Training leader/manager for Habitat

Lina Maria Obando (Marquez), MA ’00

San Jose, Costa Rica

“John Paul Lederach’s elicitive approach to learning has stayed with me through the years,” says Lina Maria Obando, who is Habitat for Humanity’s organizational learning manager for Latin America and the Caribbean.

The “elicitive approach” refers to a participatory educational process often used at CJP. It deviates from the traditional teacher-student role, whereby the teacher is viewed as the expert, filled with knowledge to be poured into the empty-vessel student. In an elicitive classroom, the teacher positions herself or himself as a facilitator, enabling everyone to tap into each other’s experiences and knowledge.

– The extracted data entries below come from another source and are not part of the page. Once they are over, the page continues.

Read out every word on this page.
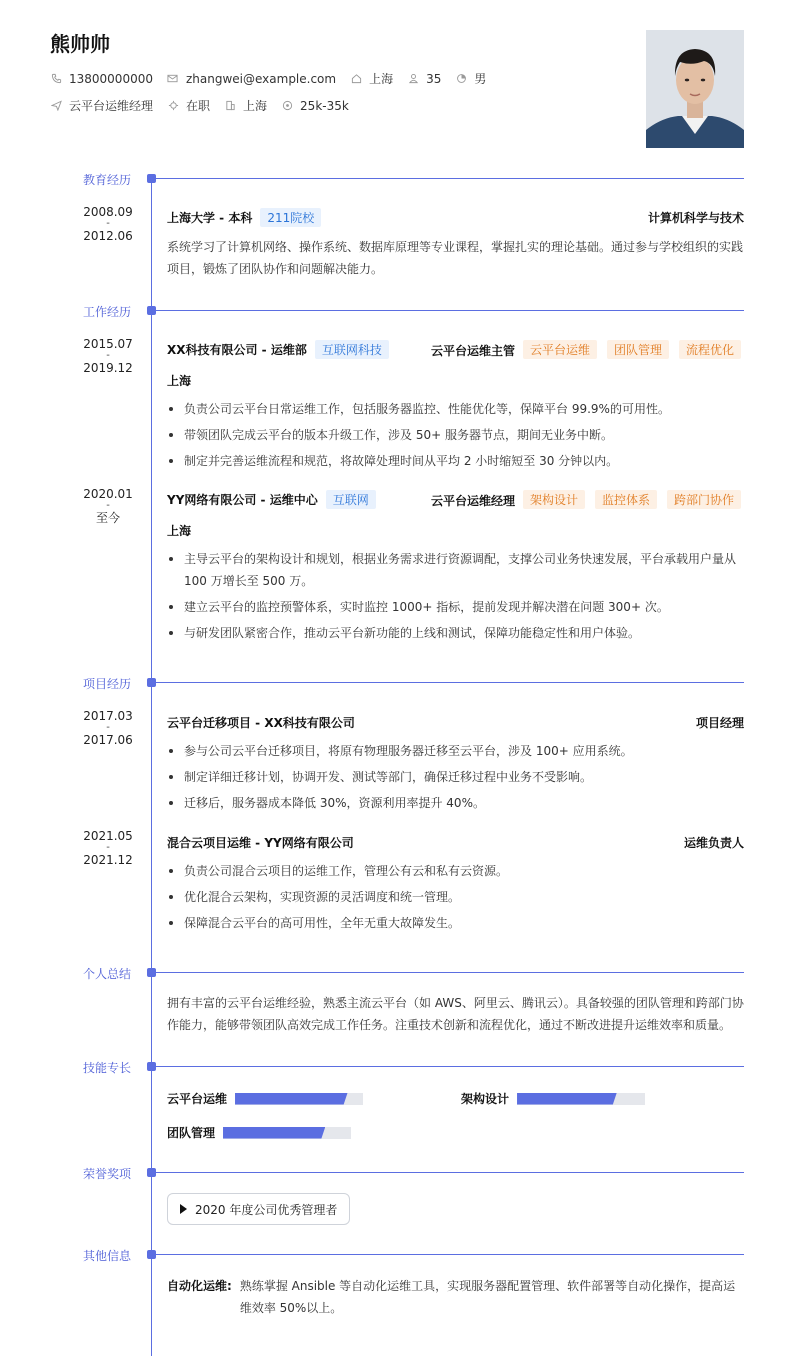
熊帅帅
13800000000	zhangwei@example.com	上海	35	男
云平台运维经理	在职	上海	25k-35k
教育经历
2008.09
-
2012.06
上海大学 - 本科	211院校	计算机科学与技术
系统学习了计算机网络、操作系统、数据库原理等专业课程，掌握扎实的理论基础。通过参与学校组织的实践项目，锻炼了团队协作和问题解决能力。
工作经历
2015.07
-
2019.12
XX科技有限公司 - 运维部	互联网科技	云平台运维主管	云平台运维	团队管理	流程优化
上海
负责公司云平台日常运维工作，包括服务器监控、性能优化等，保障平台 99.9%的可用性。
带领团队完成云平台的版本升级工作，涉及 50+ 服务器节点，期间无业务中断。
制定并完善运维流程和规范，将故障处理时间从平均 2 小时缩短至 30 分钟以内。
2020.01
-
至今
YY网络有限公司 - 运维中心	互联网	云平台运维经理	架构设计	监控体系	跨部门协作
上海
主导云平台的架构设计和规划，根据业务需求进行资源调配，支撑公司业务快速发展，平台承载用户量从 100 万增长至 500 万。
建立云平台的监控预警体系，实时监控 1000+ 指标，提前发现并解决潜在问题 300+ 次。
与研发团队紧密合作，推动云平台新功能的上线和测试，保障功能稳定性和用户体验。
项目经历
2017.03
-
2017.06
云平台迁移项目 - XX科技有限公司	项目经理
参与公司云平台迁移项目，将原有物理服务器迁移至云平台，涉及 100+ 应用系统。
制定详细迁移计划，协调开发、测试等部门，确保迁移过程中业务不受影响。
迁移后，服务器成本降低 30%，资源利用率提升 40%。
2021.05
-
2021.12
混合云项目运维 - YY网络有限公司	运维负责人
负责公司混合云项目的运维工作，管理公有云和私有云资源。
优化混合云架构，实现资源的灵活调度和统一管理。
保障混合云平台的高可用性，全年无重大故障发生。
个人总结
拥有丰富的云平台运维经验，熟悉主流云平台（如 AWS、阿里云、腾讯云）。具备较强的团队管理和跨部门协作能力，能够带领团队高效完成工作任务。注重技术创新和流程优化，通过不断改进提升运维效率和质量。
技能专长
云平台运维	架构设计
团队管理
荣誉奖项
2020 年度公司优秀管理者
其他信息
自动化运维: 熟练掌握 Ansible 等自动化运维工具，实现服务器配置管理、软件部署等自动化操作，提高运维效率 50%以上。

The students are active in shaping the lessons.

Lina says she is “elicitive” in the way she works with others, builds networks, determines needs, helps people to identify the resources they have, and conducts trainings.

She also has never forgotten Howard Zehr’s way of modeling what he taught about respecting people. “You can ask questions in a way that empowers people, as Howard does, or that dis-empowers them. I try to give people the opportunity to have a voice.”

In October 2010, Lina coordinated a large Habitat for Humanity conference involving about 60 people from 14 Latin American countries, including the president of each national unit of Habitat.

Lina has been able to work at her highly responsible job, involving much travel, because she and her husband Ruben have agreed to share child rearing. Sometimes Lina works from home, and other times Ruben does. “We didn’t want to sacrifice our [two] children to our jobs,” says Lina. “It hasn’t been easy though. We had to review our traditional gender roles.

“We had to explore the ‘new masculinity’ as a family: What does it mean to be a man? What does it mean to be a woman too? We didn’t get healthy help from the church. We had to find a special counselor who had lots of experience working in ‘new masculinity.’”

Lina wonders why the peacebuilding field doesn’t pay more attention to the “important topic of masculinity and peacebuilding” and to “restorative relationships” within the family.